Kemi Badenoch Unveils Tough Immigration Plan, Targets 150,000 Annual Deportations
- Ajibade Omolade Chistianah
- Oct 6
- 2 min read

United Kingdom Conservative Party leader, Kemi Badenoch, has announced an aggressive immigration reform agenda aimed at deporting 150,000 migrants annually a move she says will restore control of Britain’s borders and curb illegal migration.
Speaking at the Conservative Party Conference in Birmingham, Badenoch said the proposal would introduce a new enforcement unit known as the “Removals Force”, modelled after the U.S. Immigration and Customs Enforcement (ICE) agency. The new body, she explained, would replace the existing Home Office Immigration Enforcement unit and receive double its current funding, increasing to £1.6 billion annually from £820 million.
“Our mission is clear: to remove those who have no right to be here,” Badenoch declared. “They don’t belong here. They are committing crimes and hurting people. We will send them back to where they came from.”
The Conservative leader said the plan’s goal was to raise the number of annual deportations from 34,000 to 150,000, amounting to at least 750,000 removals over the course of a parliamentary term. She also confirmed her intention to withdraw the United Kingdom from the European Convention on Human Rights (ECHR), which she argued has made it difficult to expel failed asylum seekers.
Badenoch’s seven-point migration plan also includes:
Banning asylum claims by illegal entrants,
Repealing the Human Rights Act,
Cutting legal aid for immigration cases, and
Strengthening border security through expanded deportation agreements.
Critics, however, have dismissed the proposal as unrealistic and politically motivated, citing logistical and legal hurdles.
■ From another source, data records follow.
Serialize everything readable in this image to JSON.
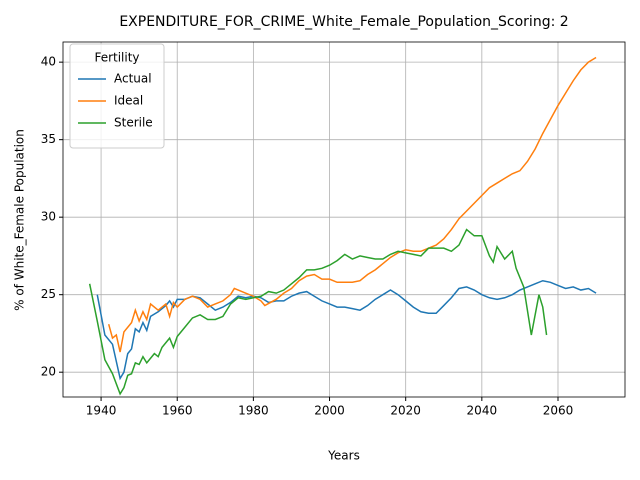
{
  "chart_data": {
    "type": "line",
    "title": "EXPENDITURE_FOR_CRIME_White_Female_Population_Scoring: 2",
    "x_label": "Years",
    "y_label": "% of White_Female Population",
    "legend_title": "Fertility",
    "legend_position": "upper left",
    "grid": true,
    "xlim": [
      1930,
      2077.6
    ],
    "ylim": [
      18.4,
      41.3
    ],
    "xticks": [
      1940,
      1960,
      1980,
      2000,
      2020,
      2040,
      2060
    ],
    "yticks": [
      20,
      25,
      30,
      35,
      40
    ],
    "series": [
      {
        "name": "Actual",
        "color": "#1f77b4",
        "x": [
          1939,
          1941,
          1943,
          1945,
          1946,
          1947,
          1948,
          1949,
          1950,
          1951,
          1952,
          1953,
          1955,
          1957,
          1958,
          1959,
          1960,
          1962,
          1964,
          1966,
          1968,
          1970,
          1972,
          1974,
          1976,
          1978,
          1980,
          1982,
          1984,
          1986,
          1988,
          1990,
          1992,
          1994,
          1996,
          1998,
          2000,
          2002,
          2004,
          2006,
          2008,
          2010,
          2012,
          2014,
          2016,
          2018,
          2020,
          2022,
          2024,
          2026,
          2028,
          2030,
          2032,
          2034,
          2036,
          2038,
          2040,
          2042,
          2044,
          2046,
          2048,
          2050,
          2052,
          2054,
          2056,
          2058,
          2060,
          2062,
          2064,
          2066,
          2068,
          2070
        ],
        "values": [
          25.0,
          22.4,
          21.8,
          19.6,
          20.0,
          21.2,
          21.5,
          22.8,
          22.6,
          23.2,
          22.7,
          23.6,
          23.9,
          24.3,
          24.6,
          24.2,
          24.7,
          24.7,
          24.9,
          24.8,
          24.4,
          24.0,
          24.2,
          24.5,
          24.9,
          24.8,
          24.9,
          24.8,
          24.5,
          24.6,
          24.6,
          24.9,
          25.1,
          25.2,
          24.9,
          24.6,
          24.4,
          24.2,
          24.2,
          24.1,
          24.0,
          24.3,
          24.7,
          25.0,
          25.3,
          25.0,
          24.6,
          24.2,
          23.9,
          23.8,
          23.8,
          24.3,
          24.8,
          25.4,
          25.5,
          25.3,
          25.0,
          24.8,
          24.7,
          24.8,
          25.0,
          25.3,
          25.5,
          25.7,
          25.9,
          25.8,
          25.6,
          25.4,
          25.5,
          25.3,
          25.4,
          25.1
        ]
      },
      {
        "name": "Ideal",
        "color": "#ff7f0e",
        "x": [
          1942,
          1943,
          1944,
          1945,
          1946,
          1948,
          1949,
          1950,
          1951,
          1952,
          1953,
          1955,
          1957,
          1958,
          1959,
          1960,
          1962,
          1964,
          1966,
          1968,
          1970,
          1972,
          1974,
          1975,
          1978,
          1980,
          1982,
          1983,
          1986,
          1988,
          1990,
          1992,
          1994,
          1996,
          1998,
          2000,
          2002,
          2004,
          2006,
          2008,
          2010,
          2012,
          2014,
          2016,
          2018,
          2020,
          2022,
          2024,
          2026,
          2028,
          2030,
          2032,
          2034,
          2036,
          2038,
          2040,
          2042,
          2044,
          2046,
          2048,
          2050,
          2052,
          2054,
          2056,
          2058,
          2060,
          2062,
          2064,
          2066,
          2068,
          2070
        ],
        "values": [
          23.1,
          22.2,
          22.4,
          21.3,
          22.6,
          23.2,
          24.0,
          23.3,
          23.9,
          23.4,
          24.4,
          24.0,
          24.4,
          23.6,
          24.5,
          24.2,
          24.7,
          24.9,
          24.7,
          24.2,
          24.4,
          24.6,
          25.0,
          25.4,
          25.1,
          24.9,
          24.6,
          24.3,
          24.7,
          25.1,
          25.4,
          25.9,
          26.2,
          26.3,
          26.0,
          26.0,
          25.8,
          25.8,
          25.8,
          25.9,
          26.3,
          26.6,
          27.0,
          27.4,
          27.7,
          27.9,
          27.8,
          27.8,
          28.0,
          28.2,
          28.6,
          29.2,
          29.9,
          30.4,
          30.9,
          31.4,
          31.9,
          32.2,
          32.5,
          32.8,
          33.0,
          33.6,
          34.4,
          35.4,
          36.3,
          37.2,
          38.0,
          38.8,
          39.5,
          40.0,
          40.3
        ]
      },
      {
        "name": "Sterile",
        "color": "#2ca02c",
        "x": [
          1937,
          1939,
          1941,
          1943,
          1945,
          1946,
          1947,
          1948,
          1949,
          1950,
          1951,
          1952,
          1954,
          1955,
          1956,
          1958,
          1959,
          1960,
          1962,
          1964,
          1966,
          1968,
          1970,
          1972,
          1974,
          1976,
          1978,
          1980,
          1982,
          1984,
          1986,
          1988,
          1990,
          1992,
          1994,
          1996,
          1998,
          2000,
          2002,
          2004,
          2006,
          2008,
          2010,
          2012,
          2014,
          2016,
          2018,
          2020,
          2022,
          2024,
          2026,
          2028,
          2030,
          2032,
          2034,
          2036,
          2038,
          2040,
          2042,
          2043,
          2044,
          2046,
          2048,
          2049,
          2051,
          2053,
          2055,
          2056,
          2057
        ],
        "values": [
          25.7,
          23.3,
          20.8,
          19.9,
          18.6,
          19.0,
          19.8,
          19.9,
          20.6,
          20.5,
          21.0,
          20.6,
          21.2,
          21.0,
          21.6,
          22.2,
          21.6,
          22.3,
          22.9,
          23.5,
          23.7,
          23.4,
          23.4,
          23.6,
          24.4,
          24.8,
          24.7,
          24.8,
          24.9,
          25.2,
          25.1,
          25.3,
          25.7,
          26.1,
          26.6,
          26.6,
          26.7,
          26.9,
          27.2,
          27.6,
          27.3,
          27.5,
          27.4,
          27.3,
          27.3,
          27.6,
          27.8,
          27.7,
          27.6,
          27.5,
          28.0,
          28.0,
          28.0,
          27.8,
          28.2,
          29.2,
          28.8,
          28.8,
          27.5,
          27.1,
          28.1,
          27.3,
          27.8,
          26.7,
          25.5,
          22.4,
          25.0,
          24.2,
          22.4
        ]
      }
    ]
  }
}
Home Secretary Shabana Mahmood described the plan as “lacking credibility,” adding that previous Conservative governments had “failed miserably” to meet deportation targets.
The policy has also drawn fire from human rights advocates, who warn that withdrawing from the ECHR could isolate Britain diplomatically and undermine international law commitments.
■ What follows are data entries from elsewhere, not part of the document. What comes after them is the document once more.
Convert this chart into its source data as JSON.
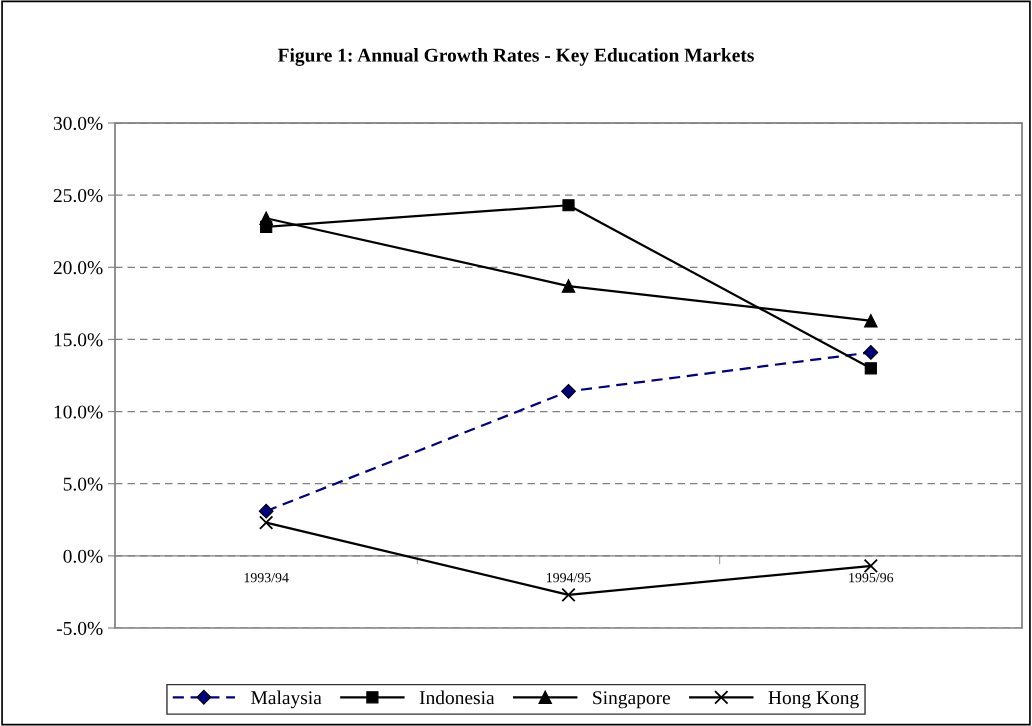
{
  "chart_data": {
    "type": "line",
    "title": "Figure 1: Annual Growth Rates - Key Education Markets",
    "categories": [
      "1993/94",
      "1994/95",
      "1995/96"
    ],
    "series": [
      {
        "name": "Malaysia",
        "color": "#000080",
        "values": [
          3.1,
          11.4,
          14.1
        ],
        "marker": "diamond",
        "line_style": "dashed"
      },
      {
        "name": "Indonesia",
        "color": "#000000",
        "values": [
          22.8,
          24.3,
          13.0
        ],
        "marker": "square",
        "line_style": "solid"
      },
      {
        "name": "Singapore",
        "color": "#000000",
        "values": [
          23.4,
          18.7,
          16.3
        ],
        "marker": "triangle",
        "line_style": "solid"
      },
      {
        "name": "Hong Kong",
        "color": "#000000",
        "values": [
          2.3,
          -2.7,
          -0.7
        ],
        "marker": "cross",
        "line_style": "solid"
      }
    ],
    "ylim": [
      -5,
      30
    ],
    "yticks": [
      {
        "value": -5,
        "label": "-5.0%"
      },
      {
        "value": 0,
        "label": "0.0%"
      },
      {
        "value": 5,
        "label": "5.0%"
      },
      {
        "value": 10,
        "label": "10.0%"
      },
      {
        "value": 15,
        "label": "15.0%"
      },
      {
        "value": 20,
        "label": "20.0%"
      },
      {
        "value": 25,
        "label": "25.0%"
      },
      {
        "value": 30,
        "label": "30.0%"
      }
    ],
    "grid": "y",
    "legend": "bottom"
  }
}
Despite falling poll numbers and internal party divisions, Badenoch insists she is undeterred. “I was elected to take bold action,” she said. “It won’t be easy or quick, but it will pay off.”
Observers say the plan marks one of the most hardline immigration proposals in recent UK political history potentially redefining Britain’s relationship with international human rights bodies and testing the limits of its deportation infrastructure.